Contrairement à Reich et, de ce point de vue encore, beaucoup plus proche de Guattari, l’atout d’Otto Gross consiste en ce qu’il a démontré, plus encore par sa trajectoire vitale que par ses écrits, la consonance contingente, et profondément nécessaire, liant désir et délire (ce qui sort du sillon, de la ligne droite). OG a tracé une arabesque existentielle. Son rapport avec les femmes, sa fascination pour le matriarcat, le fait qu’il ait eu, à quelques semaines d’intervalle, deux fils, et qu’il leur ait donné le même prénom, Peter, tout cela constitue un projectile lancé avec une virulence frondeuse dans l’honorable et respectable façade de la très catholique Autriche-Hongrie.

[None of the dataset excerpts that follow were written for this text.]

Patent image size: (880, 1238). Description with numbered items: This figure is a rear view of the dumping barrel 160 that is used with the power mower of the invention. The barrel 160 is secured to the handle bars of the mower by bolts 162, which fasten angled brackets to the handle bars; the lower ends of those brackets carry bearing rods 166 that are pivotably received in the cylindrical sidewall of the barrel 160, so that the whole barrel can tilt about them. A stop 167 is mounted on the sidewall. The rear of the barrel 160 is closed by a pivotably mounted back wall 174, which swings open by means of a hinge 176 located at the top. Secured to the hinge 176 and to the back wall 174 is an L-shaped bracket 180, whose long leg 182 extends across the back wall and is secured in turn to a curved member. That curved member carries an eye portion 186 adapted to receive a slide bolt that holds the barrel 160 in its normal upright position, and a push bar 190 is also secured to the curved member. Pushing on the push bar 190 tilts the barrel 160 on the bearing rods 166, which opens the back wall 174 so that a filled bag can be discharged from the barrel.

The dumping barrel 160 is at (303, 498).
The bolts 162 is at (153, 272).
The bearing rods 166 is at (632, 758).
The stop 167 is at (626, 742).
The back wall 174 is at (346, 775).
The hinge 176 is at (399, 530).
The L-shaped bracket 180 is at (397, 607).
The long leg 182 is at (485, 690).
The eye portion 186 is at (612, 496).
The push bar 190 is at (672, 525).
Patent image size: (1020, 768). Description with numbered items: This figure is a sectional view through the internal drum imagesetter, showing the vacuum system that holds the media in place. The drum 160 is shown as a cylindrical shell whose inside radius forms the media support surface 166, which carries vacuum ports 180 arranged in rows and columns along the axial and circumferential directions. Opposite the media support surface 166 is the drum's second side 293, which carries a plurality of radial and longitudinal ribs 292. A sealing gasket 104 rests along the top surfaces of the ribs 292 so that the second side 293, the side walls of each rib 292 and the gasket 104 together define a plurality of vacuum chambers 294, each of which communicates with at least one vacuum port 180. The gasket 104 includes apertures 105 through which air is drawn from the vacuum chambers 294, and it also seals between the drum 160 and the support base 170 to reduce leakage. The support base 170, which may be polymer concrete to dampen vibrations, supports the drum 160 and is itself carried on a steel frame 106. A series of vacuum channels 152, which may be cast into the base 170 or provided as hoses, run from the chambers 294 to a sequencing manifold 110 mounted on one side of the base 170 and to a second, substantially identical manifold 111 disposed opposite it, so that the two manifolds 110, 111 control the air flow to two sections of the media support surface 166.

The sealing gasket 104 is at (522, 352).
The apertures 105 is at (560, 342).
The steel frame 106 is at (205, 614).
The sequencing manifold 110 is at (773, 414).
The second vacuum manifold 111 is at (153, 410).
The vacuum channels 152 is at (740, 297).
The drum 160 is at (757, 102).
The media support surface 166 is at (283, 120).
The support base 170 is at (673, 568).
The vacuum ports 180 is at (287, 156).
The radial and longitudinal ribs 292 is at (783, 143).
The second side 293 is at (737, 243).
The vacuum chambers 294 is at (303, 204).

Proche des sœurs von Richtofen [4] et du cercle de Max Weber, OG attira sur lui l’attention réprobatrice du sociologue.
Contemporain du délitement de l’empire austro-hongrois et d’un temps où la Kulturkritk s’inquiétait de la décadence entendue comme phénomène social de grande ampleur, OG, issu de l’ aristocratie autrichienne, excellent élève ayant bénéficié d’un environnement familial socialement privilégié, scolarisé dans l’enseignement privé auquel s’est ajouté la présence de précepteurs, aurait pu prétendre à exercer une carrière, encouragée par son père, qui aurait confirmé en tous points son appartenance à une majorité occupant sans conteste une position de pouvoir et de domination. Bien au contraire, par une volte-face qui s’apparente à une révolte, nous affirmons, pour parler le guattaro-deleuzien, que : « ses investissements libidinaux impulsèrent dans une toute autre direction ses investissements préconscients d’intérêt, pour l’emporter dans un processus de devenir minoritaire » ; et de traîtrise à l’égard de sa caste.
Par cet aspect il rejoint Franz Kafka, tel qu’il fut lu et compris par G&D.
OG, à l’issue d’années noires marquées par la guerre, l’errance, la misère, la solitude et la drogue, est retrouvé affaibli par la faim et le froid ; soigné pour pneumonie au sanatorium, mais meurt deux jours plus tard, en février 1920, puis est inhumé par erreur dans le cimetière juif de Berlin.
Dans une lettre à Milena, écrite en 1920, Franz Kafka raconte un épisode de sa rencontre avec Gross en 1917. Milena venait sans doute d’annoncer la mort d’OG. Kafka répond :
« J’ai à peine connu Otto Gross ; mais j’ai senti que quelque chose d’important tendait la main vers moi sur fond de ridicule. L’air désemparé de ses amis et de sa famille (sa femme, son beau-frère, et même le nourrisson mystérieusement silencieux au milieu des sacs de voyage – il ne fallait pas qu’il tombe de son lit quand il restait seul – qui buvait du café noir, mangeait des fruits, mangeait tout ce qu’on voulait) me faisait un peu penser au désarroi des disciples du Christ debout au pied du crucifié. Ce jour-là je rentrais justement de Budapest où j’avais accompagné ma fiancée et je faisais route, complètement épuisé, vers Prague où m’attendait l’hémorragie. Gross, sa femme et son beau-frère avaient pris le même train de nuit […] Gross m’a raconté quelque chose pendant presque toute la nuit (à part quelques petites interruptions pendant lesquelles vraisemblablement il se faisait des injections) ; du moins c’est ce qui m’a semblé, car à vrai dire je n’en ai pas compris le moindre mot. Il m’expliquait sa doctrine à partir d’un passage de la Bible que je ne connaissais pas, mais par lâcheté et par fatigue je ne lui ai pas dit. Sans interruption il analysait ce passage, sans interruption il apportait de nouveaux éléments, sans interruption il quêtait mon approbation. Je hochais mécaniquement de la tête alors que son image se brouillait devant mes yeux. D’ailleurs je crois que, même l’esprit clair, je n’aurais pas compris ce qu’il me disait, ma pensée est froide et lente […]. A Prague je ne l’ai revu que fugitivement » (cité par Jacques Le Rider, RSDV).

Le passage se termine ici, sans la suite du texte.